Dumfries and Galloway is often called “Scotland in miniature” and it’s a beautiful, quiet and unspoilt area. At the end of the Solway Firth lies Powfoot Golf Club and it's one of the region’s best but least well-known courses.
Powfoot Golf Club was founded in 1903 and Sandy Herd laid out the course, which was modified by James Braid in 1923. The majority of the layout weaves its way beside the Solway Firth and across undulating links land with the last four holes taking on a more park-like appearance. Swathes of whin provide a brilliance of seasonal colour and far-flung views across the Firth to the mountains of the Lakes complete the spectacle.
Measuring a mere 6,255 yards from the back tees, Powfoot is not a championship layout, but with five holes measuring more than 400 yards and only one par five from the yellow tees, Powfoot will test golfers of all levels. Braid has cleverly routed the holes such that the task at hand is clear on this compact layout. You’ll also require your full repertoire of shots to score well, especially when the prevailing westerly winds whip across the course.
There are some capital holes, especially the long par four 3rd, called “Shore” which unsurprisingly hugs the shoreline. The 9th is also a challenging par four which requires a long carry from the tee and your approach shot must then clear a bomb crater which is situated some 100 yards from the tricky, undulating putting surface.
If you are planning a trip to this delightful part of Scotland, you’ll no doubt have Southerness high on your “must-play” itinerary, but don’t overlook Powfoot; it’s one of Scotland’s real gems.
It was a real treat to return to Powfoot nearly three years after my last visit. There was not a breath of wind as we set out on our round but by the fourth hole it had started to blow quite stiffly from the Solway. The sun tried hard to break through the cloud and mist of an early Spring morning but the opposite shoreline of the Firth on the English side was only ever barely visible which was a real pity as the panorama is normally worth viewing.
The fairway rough was far from penal so early in the season but any advantage gained there was lost with the bumpy conditions of greens which were still fast, if not exactly true. The main feature that was far more prominent than I remembered from before was the height and depth of the yellow gorse – it really dominates the landscape on all the holes up to the 14th – though the severity of bunkers with steep front faces were another course hazard that I’d also forgotten about (to my cost on several occasions)!
There's a great run of holes from the third through to the eighth with my favourite being the well protected short par three 7th hole, entitled "Sand Hole" – aptly named as there must be seven or eight bunkers surrounding the putting surface.
Holes 10 through 14 is another fine sequence of holes which dip in and out of the gorse with doglegs, blind drives and elevated greens before the last four holes return you to the clubhouse. Once again, the feeling of fun, holiday golf dominates at Powfoot and you leave with a really nice feeling, regardless of performance.

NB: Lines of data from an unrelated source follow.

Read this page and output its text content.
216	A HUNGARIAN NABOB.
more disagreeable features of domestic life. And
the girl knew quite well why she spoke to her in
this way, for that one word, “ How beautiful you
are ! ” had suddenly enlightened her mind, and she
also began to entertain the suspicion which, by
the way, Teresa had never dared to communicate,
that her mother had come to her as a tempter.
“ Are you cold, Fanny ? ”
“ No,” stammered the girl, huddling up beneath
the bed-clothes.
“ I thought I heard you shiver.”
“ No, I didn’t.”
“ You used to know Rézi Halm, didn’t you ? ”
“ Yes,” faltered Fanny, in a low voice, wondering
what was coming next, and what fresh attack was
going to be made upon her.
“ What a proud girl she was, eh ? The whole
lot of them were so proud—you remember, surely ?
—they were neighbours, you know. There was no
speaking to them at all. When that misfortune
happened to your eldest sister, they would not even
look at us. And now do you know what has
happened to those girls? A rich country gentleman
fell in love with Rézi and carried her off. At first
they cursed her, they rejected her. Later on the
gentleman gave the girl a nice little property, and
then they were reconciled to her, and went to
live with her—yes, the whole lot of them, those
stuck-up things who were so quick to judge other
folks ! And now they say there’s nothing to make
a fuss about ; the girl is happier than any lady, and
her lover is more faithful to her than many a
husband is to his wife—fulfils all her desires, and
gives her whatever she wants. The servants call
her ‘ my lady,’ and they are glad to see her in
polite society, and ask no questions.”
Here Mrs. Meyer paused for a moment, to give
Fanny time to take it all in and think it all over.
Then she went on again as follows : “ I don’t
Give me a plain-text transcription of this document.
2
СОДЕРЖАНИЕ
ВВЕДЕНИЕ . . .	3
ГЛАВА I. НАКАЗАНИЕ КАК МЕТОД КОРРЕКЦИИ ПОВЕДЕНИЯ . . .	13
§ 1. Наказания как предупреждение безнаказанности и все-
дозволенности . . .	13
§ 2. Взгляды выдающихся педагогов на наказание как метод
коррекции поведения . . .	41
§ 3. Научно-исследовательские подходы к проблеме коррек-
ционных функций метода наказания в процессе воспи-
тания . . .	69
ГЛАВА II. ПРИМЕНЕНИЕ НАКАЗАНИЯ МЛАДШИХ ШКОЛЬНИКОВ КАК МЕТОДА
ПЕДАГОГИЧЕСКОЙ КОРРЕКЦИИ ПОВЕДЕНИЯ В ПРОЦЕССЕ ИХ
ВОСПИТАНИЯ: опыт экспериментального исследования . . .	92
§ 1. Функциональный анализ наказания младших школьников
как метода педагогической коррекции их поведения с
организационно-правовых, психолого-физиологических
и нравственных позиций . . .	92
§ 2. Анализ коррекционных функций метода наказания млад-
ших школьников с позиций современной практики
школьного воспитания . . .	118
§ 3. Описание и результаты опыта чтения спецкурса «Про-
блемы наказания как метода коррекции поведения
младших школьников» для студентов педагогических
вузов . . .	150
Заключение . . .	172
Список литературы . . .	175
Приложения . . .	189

I played in the Powfoot Open in June 2003 on a lovely day for playing golf. The clubhouse had a real 'holiday golf venue' feel to the place and was a very informal and friendly place. Talking to a few Open participants after my round, they return every year as they love the place and the people at Powfoot.
One word of warning, it took me ages to get to the clubhouse once I came off the main drag as the signposting was quite misleading (directing me to the Powfoot Golf Hotel as I remember, rather than Powfoot Golf Club).
The holes may not all be true links in terrain but the greens certainly are links quality – fast and firm. I never felt I was playing anything other than links golf; perhaps the huge amounts of gorse at many holes gives you a clue as to what type of course it really is!
Not quite in the same class as nearby Southerness maybe, but still a wee hidden gem nonetheless.